I decided to use George Buehler's "Bulwark System 1", as discussed on page 151 of his Buehler's Backyard Boatbuilding. With this simple system, you bolt steel brackets to the deck every 2-4 feet, and then bolt a plank to these brackets for the bulwark.
Bulwark bracket, ala Buehler
George recommends 3/16" thick, 3" steel angle for the brackets. This is heavy duty stuff, so don't even think about cutting it yourself. I got these cut by Steve at Fleisher Tube here on Long Island, for like $5 each.
Oddly enough, the 5/16" holes in the bracket are more expensive than the steel itself, so I drilled the holes myself, using a friend's drill press.
I finally get to use what I learned in 7th grade metal shop
Drilling the holes is easy if you have a good drill bit and if you clamp the bracket to the bed of the drill press.
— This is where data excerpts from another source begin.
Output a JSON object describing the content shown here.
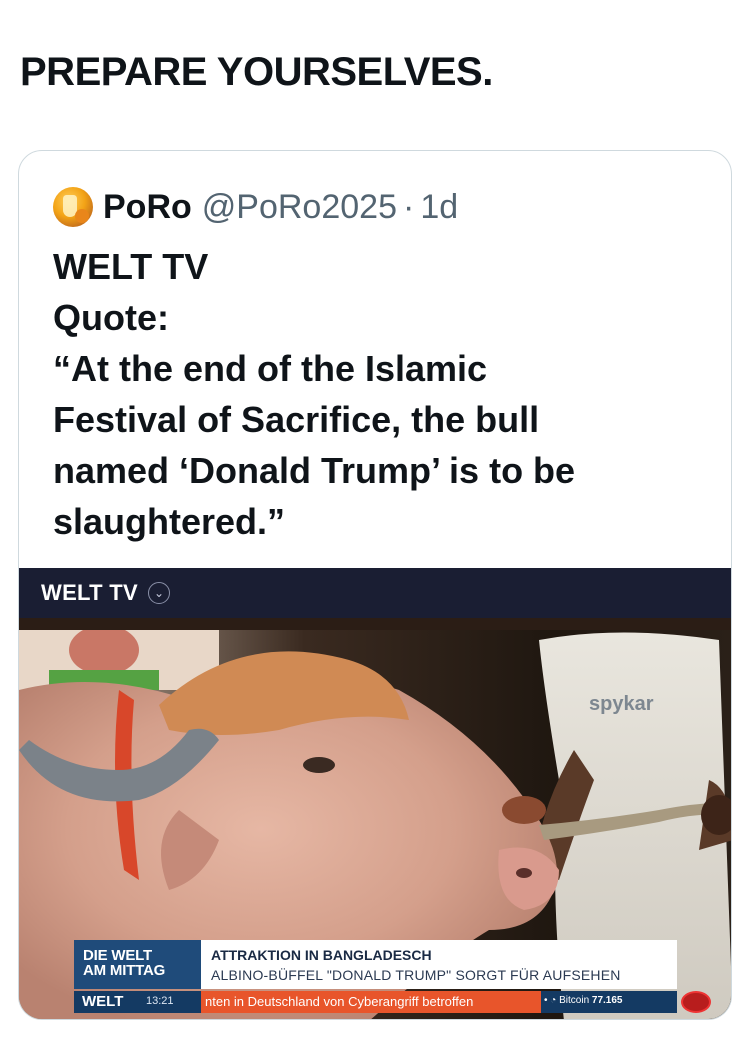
{
  "post": {
    "text": "PREPARE YOURSELVES."
  },
  "quoted": {
    "avatar_icon": "orange-drink-avatar",
    "display_name": "PoRo",
    "handle": "@PoRo2025",
    "separator": "·",
    "time": "1d",
    "lines": [
      "WELT TV",
      "Quote:",
      "“At the end of the Islamic",
      "Festival of Sacrifice, the bull",
      "named ‘Donald Trump’ is to be",
      "slaughtered.”"
    ]
  },
  "media": {
    "channel_label": "WELT TV",
    "channel_chevron_icon": "chevron-down-icon",
    "photo_logo_text": "spykar",
    "ticker": {
      "show_line1": "DIE WELT",
      "show_line2": "AM MITTAG",
      "headline": "ATTRAKTION IN BANGLADESCH",
      "subheadline": "ALBINO-BÜFFEL \"DONALD TRUMP\" SORGT FÜR AUFSEHEN",
      "brand": "WELT",
      "clock": "13:21",
      "news_crawl": "nten in Deutschland von Cyberangriff betroffen",
      "bitcoin_label": "Bitcoin",
      "bitcoin_value": "77.165"
    }
  },
  "colors": {
    "text_primary": "#0f1419",
    "text_secondary": "#536471",
    "card_border": "#cfd9de",
    "welt_bar": "#1a1e33"
  }
}
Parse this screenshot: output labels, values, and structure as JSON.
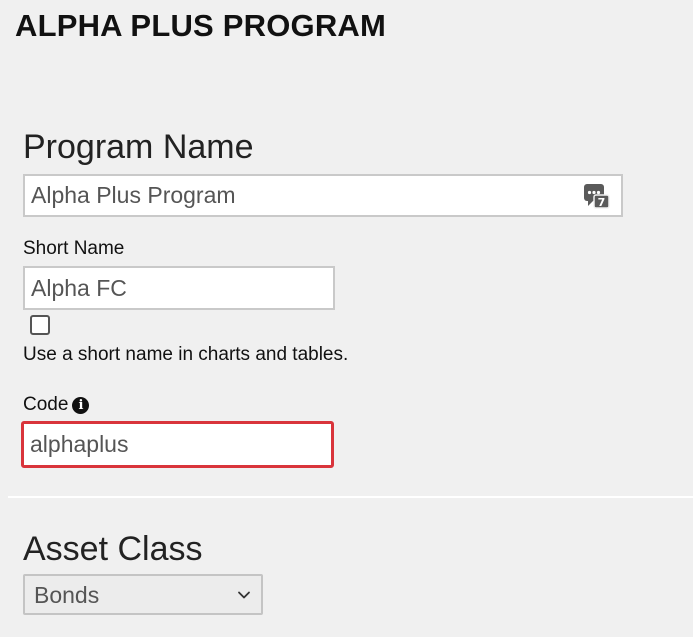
{
  "page": {
    "title": "ALPHA PLUS PROGRAM"
  },
  "program_name": {
    "heading": "Program Name",
    "value": "Alpha Plus Program",
    "translate_badge": "7",
    "translate_icon": "translate-icon"
  },
  "short_name": {
    "label": "Short Name",
    "value": "Alpha FC",
    "checkbox_checked": false,
    "help_text": "Use a short name in charts and tables."
  },
  "code": {
    "label": "Code",
    "value": "alphaplus",
    "info_icon": "info-icon",
    "info_glyph": "i",
    "error_color": "#d9343b"
  },
  "asset_class": {
    "heading": "Asset Class",
    "selected": "Bonds",
    "chevron_icon": "chevron-down-icon"
  }
}
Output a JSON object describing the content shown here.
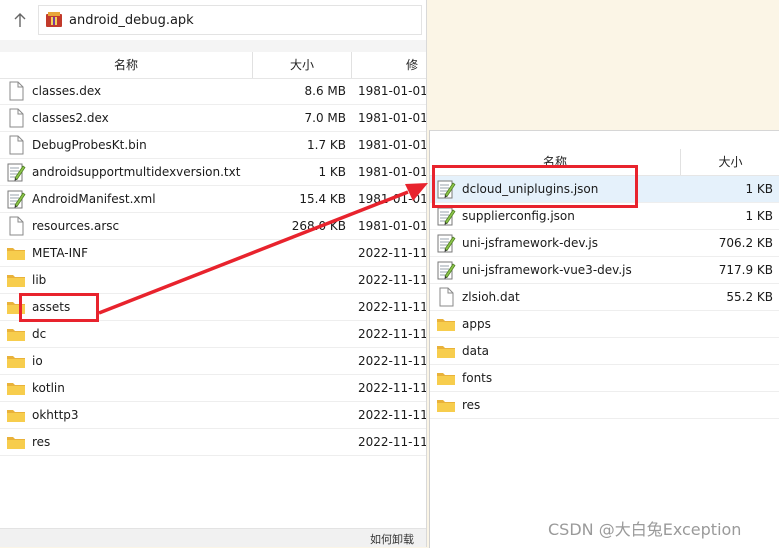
{
  "left": {
    "path_label": "android_debug.apk",
    "headers": {
      "name": "名称",
      "size": "大小",
      "modified": "修"
    },
    "files": [
      {
        "name": "classes.dex",
        "size": "8.6 MB",
        "date": "1981-01-01",
        "icon": "file-icon"
      },
      {
        "name": "classes2.dex",
        "size": "7.0 MB",
        "date": "1981-01-01",
        "icon": "file-icon"
      },
      {
        "name": "DebugProbesKt.bin",
        "size": "1.7 KB",
        "date": "1981-01-01",
        "icon": "file-icon"
      },
      {
        "name": "androidsupportmultidexversion.txt",
        "size": "1 KB",
        "date": "1981-01-01",
        "icon": "text-file-icon"
      },
      {
        "name": "AndroidManifest.xml",
        "size": "15.4 KB",
        "date": "1981-01-01",
        "icon": "text-file-icon"
      },
      {
        "name": "resources.arsc",
        "size": "268.0 KB",
        "date": "1981-01-01",
        "icon": "file-icon"
      },
      {
        "name": "META-INF",
        "size": "",
        "date": "2022-11-11",
        "icon": "folder-icon"
      },
      {
        "name": "lib",
        "size": "",
        "date": "2022-11-11",
        "icon": "folder-icon"
      },
      {
        "name": "assets",
        "size": "",
        "date": "2022-11-11",
        "icon": "folder-icon"
      },
      {
        "name": "dc",
        "size": "",
        "date": "2022-11-11",
        "icon": "folder-icon"
      },
      {
        "name": "io",
        "size": "",
        "date": "2022-11-11",
        "icon": "folder-icon"
      },
      {
        "name": "kotlin",
        "size": "",
        "date": "2022-11-11",
        "icon": "folder-icon"
      },
      {
        "name": "okhttp3",
        "size": "",
        "date": "2022-11-11",
        "icon": "folder-icon"
      },
      {
        "name": "res",
        "size": "",
        "date": "2022-11-11",
        "icon": "folder-icon"
      }
    ],
    "status_text": "如何卸载"
  },
  "right": {
    "headers": {
      "name": "名称",
      "size": "大小"
    },
    "files": [
      {
        "name": "dcloud_uniplugins.json",
        "size": "1 KB",
        "icon": "text-file-icon"
      },
      {
        "name": "supplierconfig.json",
        "size": "1 KB",
        "icon": "text-file-icon"
      },
      {
        "name": "uni-jsframework-dev.js",
        "size": "706.2 KB",
        "icon": "text-file-icon"
      },
      {
        "name": "uni-jsframework-vue3-dev.js",
        "size": "717.9 KB",
        "icon": "text-file-icon"
      },
      {
        "name": "zlsioh.dat",
        "size": "55.2 KB",
        "icon": "file-icon"
      },
      {
        "name": "apps",
        "size": "",
        "icon": "folder-icon"
      },
      {
        "name": "data",
        "size": "",
        "icon": "folder-icon"
      },
      {
        "name": "fonts",
        "size": "",
        "icon": "folder-icon"
      },
      {
        "name": "res",
        "size": "",
        "icon": "folder-icon"
      }
    ]
  },
  "watermark": "CSDN @大白兔Exception",
  "colors": {
    "annotation_red": "#e8232d",
    "selection": "#e5f1fb",
    "folder": "#f5c342"
  }
}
You don't want that baby flying around on the end of your drill! Just mark your holes, make a dent at each location with a metal punch, and put a drop of oil in the dent before drilling. Easy-peasy.
Then I had Gary from Master Weld in East Northport weld a 3/4" inside diameter steel pipe coupling to half the brackets. Make sure the coupling is smooth on the outside... the rough ones are cast steel and are not strong enough, according to Gary.
Bracket with lifeline stanchion base welded on
When you are done, you have a combination bulwark bracket and lifeline stanchion base. These babies are incredibly strong. Just screw in a 3/4" steel pipe, run a steel wire through the top, and you've got lifelines you can bet your life on.
It's hard/expensive to get steel galvanized in this day and age, so Steve recommended having these brackets 'metalized' and 'powder coated'. This is a faily low-cost solution that sounds pretty effective, so I'm hoping I have time to have this done before I leave. Otherwise, I'll have to slap a coat of Rustoleum on them till I have time to redo them in the summer.
I am working on Cabin Boy's planking at the moment, and hope to have some pics of that tomorrow.